DIVERSOS MODELOS ANTROPOLÓGICOS COMO FUNDAMENTO DE LA ACCIÓN EDUCATIVA y DEL PENSAMIENTO PEDAGÓGICO

En el presente capítulo vamos a examinar las principales concepciones antropológicas que se han desarrollado en la historia del pensamiento occidental, atendiendo de manera particular a los aspectos que más interés suscitan en orden a una caracterización del hombre como sujeto educando. B. Hamann (1992) señala tres modelos antropológicos clásicos: 1) la imagen occidental-cristiana del hombre; 2) la imagen dinamkista-biologista; y 3) la imagen del hombre subyacente en el marxismo. Junto a estas tres concepciones antropológicas (Menschenbilder) clásicas, Hamann reseña una serie de aportaciones contemporáneas a la comprensión de lo humano que revisten interés para la Antropología educativa. Seguiremos básicamente este esquema, incidiendo especialmente en los puntos de esas antropologías que de modo más relevante han contribuido a la configuración del pensamiento y la práctica educativa en nuestro entorno cultural. 1. El «horno sapiens» del Occidente cristiano En primer lugar nos ocupamos de la imagen del hombre que se configuró en la Grecia clásica, y los elementos que en esa concepción antropológica introdujo el cristianismo.
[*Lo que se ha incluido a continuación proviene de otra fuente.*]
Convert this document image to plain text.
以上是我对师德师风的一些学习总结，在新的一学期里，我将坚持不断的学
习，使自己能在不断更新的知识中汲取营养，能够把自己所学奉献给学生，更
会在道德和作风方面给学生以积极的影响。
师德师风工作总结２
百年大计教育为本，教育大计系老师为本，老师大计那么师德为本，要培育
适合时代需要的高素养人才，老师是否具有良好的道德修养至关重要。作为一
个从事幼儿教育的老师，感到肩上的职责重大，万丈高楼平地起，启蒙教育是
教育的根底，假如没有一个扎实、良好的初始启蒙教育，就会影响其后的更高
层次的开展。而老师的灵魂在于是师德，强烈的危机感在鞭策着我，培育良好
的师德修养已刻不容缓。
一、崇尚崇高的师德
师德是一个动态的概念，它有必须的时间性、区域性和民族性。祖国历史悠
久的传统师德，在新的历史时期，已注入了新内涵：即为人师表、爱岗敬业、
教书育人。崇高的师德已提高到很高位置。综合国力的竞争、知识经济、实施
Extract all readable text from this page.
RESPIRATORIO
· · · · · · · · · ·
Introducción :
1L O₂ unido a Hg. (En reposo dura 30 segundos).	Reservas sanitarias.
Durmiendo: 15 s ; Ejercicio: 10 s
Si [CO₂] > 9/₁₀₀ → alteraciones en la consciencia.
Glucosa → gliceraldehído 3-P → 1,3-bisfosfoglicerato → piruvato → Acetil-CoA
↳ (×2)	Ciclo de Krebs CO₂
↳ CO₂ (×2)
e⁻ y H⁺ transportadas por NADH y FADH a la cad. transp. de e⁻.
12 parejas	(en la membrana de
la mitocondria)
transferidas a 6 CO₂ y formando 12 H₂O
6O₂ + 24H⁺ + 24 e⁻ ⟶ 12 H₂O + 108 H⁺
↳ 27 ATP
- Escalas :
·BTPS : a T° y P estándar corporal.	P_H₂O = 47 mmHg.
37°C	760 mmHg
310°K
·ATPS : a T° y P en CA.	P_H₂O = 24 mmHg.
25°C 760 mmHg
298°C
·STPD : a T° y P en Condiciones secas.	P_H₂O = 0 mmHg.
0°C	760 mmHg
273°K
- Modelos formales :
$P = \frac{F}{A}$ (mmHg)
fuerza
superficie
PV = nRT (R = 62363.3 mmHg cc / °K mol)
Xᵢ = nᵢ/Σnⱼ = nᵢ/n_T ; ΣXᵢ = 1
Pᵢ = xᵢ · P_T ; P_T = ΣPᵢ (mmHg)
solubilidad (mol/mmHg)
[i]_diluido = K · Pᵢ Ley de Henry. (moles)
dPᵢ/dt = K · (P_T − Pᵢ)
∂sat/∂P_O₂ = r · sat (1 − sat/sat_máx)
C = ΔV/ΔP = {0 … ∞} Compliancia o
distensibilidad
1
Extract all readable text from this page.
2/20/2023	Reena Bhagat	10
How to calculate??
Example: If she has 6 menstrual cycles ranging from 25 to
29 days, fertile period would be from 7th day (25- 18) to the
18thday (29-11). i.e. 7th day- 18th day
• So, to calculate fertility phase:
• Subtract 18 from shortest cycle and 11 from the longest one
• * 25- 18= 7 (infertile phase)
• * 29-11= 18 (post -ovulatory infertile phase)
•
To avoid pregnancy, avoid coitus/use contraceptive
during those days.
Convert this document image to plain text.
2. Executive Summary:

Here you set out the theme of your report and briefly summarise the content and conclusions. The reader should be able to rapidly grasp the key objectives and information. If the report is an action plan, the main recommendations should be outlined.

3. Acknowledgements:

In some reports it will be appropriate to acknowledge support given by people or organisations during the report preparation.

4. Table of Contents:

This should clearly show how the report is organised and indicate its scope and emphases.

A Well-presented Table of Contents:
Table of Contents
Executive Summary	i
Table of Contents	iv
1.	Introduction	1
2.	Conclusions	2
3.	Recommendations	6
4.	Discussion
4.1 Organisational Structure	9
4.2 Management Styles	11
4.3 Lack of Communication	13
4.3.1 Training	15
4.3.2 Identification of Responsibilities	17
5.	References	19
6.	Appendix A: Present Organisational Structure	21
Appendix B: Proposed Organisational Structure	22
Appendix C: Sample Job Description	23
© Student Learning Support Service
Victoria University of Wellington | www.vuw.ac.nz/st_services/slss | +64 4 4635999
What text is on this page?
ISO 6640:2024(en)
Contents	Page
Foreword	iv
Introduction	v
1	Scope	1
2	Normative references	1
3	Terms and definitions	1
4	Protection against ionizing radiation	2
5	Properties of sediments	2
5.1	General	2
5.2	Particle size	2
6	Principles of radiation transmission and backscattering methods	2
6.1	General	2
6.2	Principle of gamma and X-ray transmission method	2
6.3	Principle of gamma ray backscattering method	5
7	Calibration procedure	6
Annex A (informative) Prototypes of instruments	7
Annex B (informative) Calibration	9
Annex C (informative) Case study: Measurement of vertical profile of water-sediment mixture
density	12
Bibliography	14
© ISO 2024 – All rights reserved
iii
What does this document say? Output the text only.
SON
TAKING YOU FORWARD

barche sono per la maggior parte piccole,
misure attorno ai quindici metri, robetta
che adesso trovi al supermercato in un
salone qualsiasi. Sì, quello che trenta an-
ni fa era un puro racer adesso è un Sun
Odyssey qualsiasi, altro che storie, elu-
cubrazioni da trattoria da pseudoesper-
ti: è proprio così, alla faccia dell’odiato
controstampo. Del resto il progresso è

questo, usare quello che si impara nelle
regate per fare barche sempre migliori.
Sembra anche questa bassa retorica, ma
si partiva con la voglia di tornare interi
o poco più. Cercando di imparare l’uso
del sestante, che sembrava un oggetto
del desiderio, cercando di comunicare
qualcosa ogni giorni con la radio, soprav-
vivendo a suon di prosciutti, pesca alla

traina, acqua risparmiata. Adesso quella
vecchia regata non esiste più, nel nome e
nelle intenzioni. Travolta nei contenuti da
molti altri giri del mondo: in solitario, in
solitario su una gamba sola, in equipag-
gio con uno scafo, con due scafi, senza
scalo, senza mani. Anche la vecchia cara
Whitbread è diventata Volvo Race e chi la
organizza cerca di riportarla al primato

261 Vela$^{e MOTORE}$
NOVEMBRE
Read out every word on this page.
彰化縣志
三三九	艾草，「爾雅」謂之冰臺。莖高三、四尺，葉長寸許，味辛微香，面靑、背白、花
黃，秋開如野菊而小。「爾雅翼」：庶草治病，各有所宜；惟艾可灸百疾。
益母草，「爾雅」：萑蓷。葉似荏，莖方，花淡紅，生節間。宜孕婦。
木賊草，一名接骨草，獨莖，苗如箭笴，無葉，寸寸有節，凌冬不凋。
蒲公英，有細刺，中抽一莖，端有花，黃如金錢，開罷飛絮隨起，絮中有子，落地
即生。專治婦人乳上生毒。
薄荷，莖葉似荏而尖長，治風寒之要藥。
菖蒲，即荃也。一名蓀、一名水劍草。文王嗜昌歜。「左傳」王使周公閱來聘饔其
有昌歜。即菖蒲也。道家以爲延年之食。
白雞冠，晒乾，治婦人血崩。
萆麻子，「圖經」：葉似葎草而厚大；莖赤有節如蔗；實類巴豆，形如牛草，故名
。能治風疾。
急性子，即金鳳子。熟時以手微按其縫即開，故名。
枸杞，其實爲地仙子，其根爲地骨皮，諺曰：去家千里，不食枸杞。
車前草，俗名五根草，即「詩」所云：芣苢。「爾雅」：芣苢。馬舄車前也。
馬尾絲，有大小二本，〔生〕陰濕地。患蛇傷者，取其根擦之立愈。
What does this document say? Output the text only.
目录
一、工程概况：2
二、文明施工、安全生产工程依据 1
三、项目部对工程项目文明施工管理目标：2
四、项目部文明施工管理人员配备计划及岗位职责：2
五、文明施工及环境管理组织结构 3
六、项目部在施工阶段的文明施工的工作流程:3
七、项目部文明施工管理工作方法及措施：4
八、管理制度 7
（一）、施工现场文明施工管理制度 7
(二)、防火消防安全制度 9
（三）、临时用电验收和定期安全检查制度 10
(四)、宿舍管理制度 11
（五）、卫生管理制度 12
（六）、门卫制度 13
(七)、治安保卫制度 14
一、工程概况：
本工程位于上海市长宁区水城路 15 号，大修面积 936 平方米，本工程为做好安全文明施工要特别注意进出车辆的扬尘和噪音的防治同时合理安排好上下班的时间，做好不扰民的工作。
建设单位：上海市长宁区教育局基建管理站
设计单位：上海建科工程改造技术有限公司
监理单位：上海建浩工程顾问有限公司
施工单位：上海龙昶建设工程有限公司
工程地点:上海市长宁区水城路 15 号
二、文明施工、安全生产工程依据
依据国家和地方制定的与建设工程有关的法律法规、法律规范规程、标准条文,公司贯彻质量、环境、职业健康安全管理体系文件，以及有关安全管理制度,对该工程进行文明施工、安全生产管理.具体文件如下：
En algunos aspectos se ve cierta continuidad entre los ingredientes pre-cristianos y la aportación del mensaje cristiano. Ambas fuentes dan lugar a una imagen del hombre que sustancialmente se puede caracterizar como homo sapiens. Sin embargo, en otros aspectos se ve cómo el cristianismo ha corregido casi radicalmente la antropología griega. Aun así, pese a que el cristianismo supone una auténtica novedad con respecto al planteamiento griego, sin embargo enraíza bien en él, arraiga en algunos elementos que ya habían sido pensados por la gran filosofía griega del período socrático. Sobre todo nos referiremos, como los representantes más destacados del pensamiento griego, a Platón y Aristóteles. La antropología de estos dos autores es la más seria y trabajada, y la que mayor influjo ha ejercido en la configuración del pensamiento occidental. (Se puede decir que, en la práctica, la historia de la filosofía en occidente ha consistido en replantear las cuestiones que estos dos filósofos ya plantearon).

Para el gran pensamiento griego, el hombre es un híbrido de materia y espíritu (cuerpo y alma). El primer problema se suscita -y ahí es donde se deja ver ya la disparidad de criterios entre la tradición platónica y la aristotélica- en el asunto de la unidad entre cuerpo y alma. Esa unidad es vista de manera diferente en la tradición que inaugura Platón -idealista- y en la tradición realista aristotélica.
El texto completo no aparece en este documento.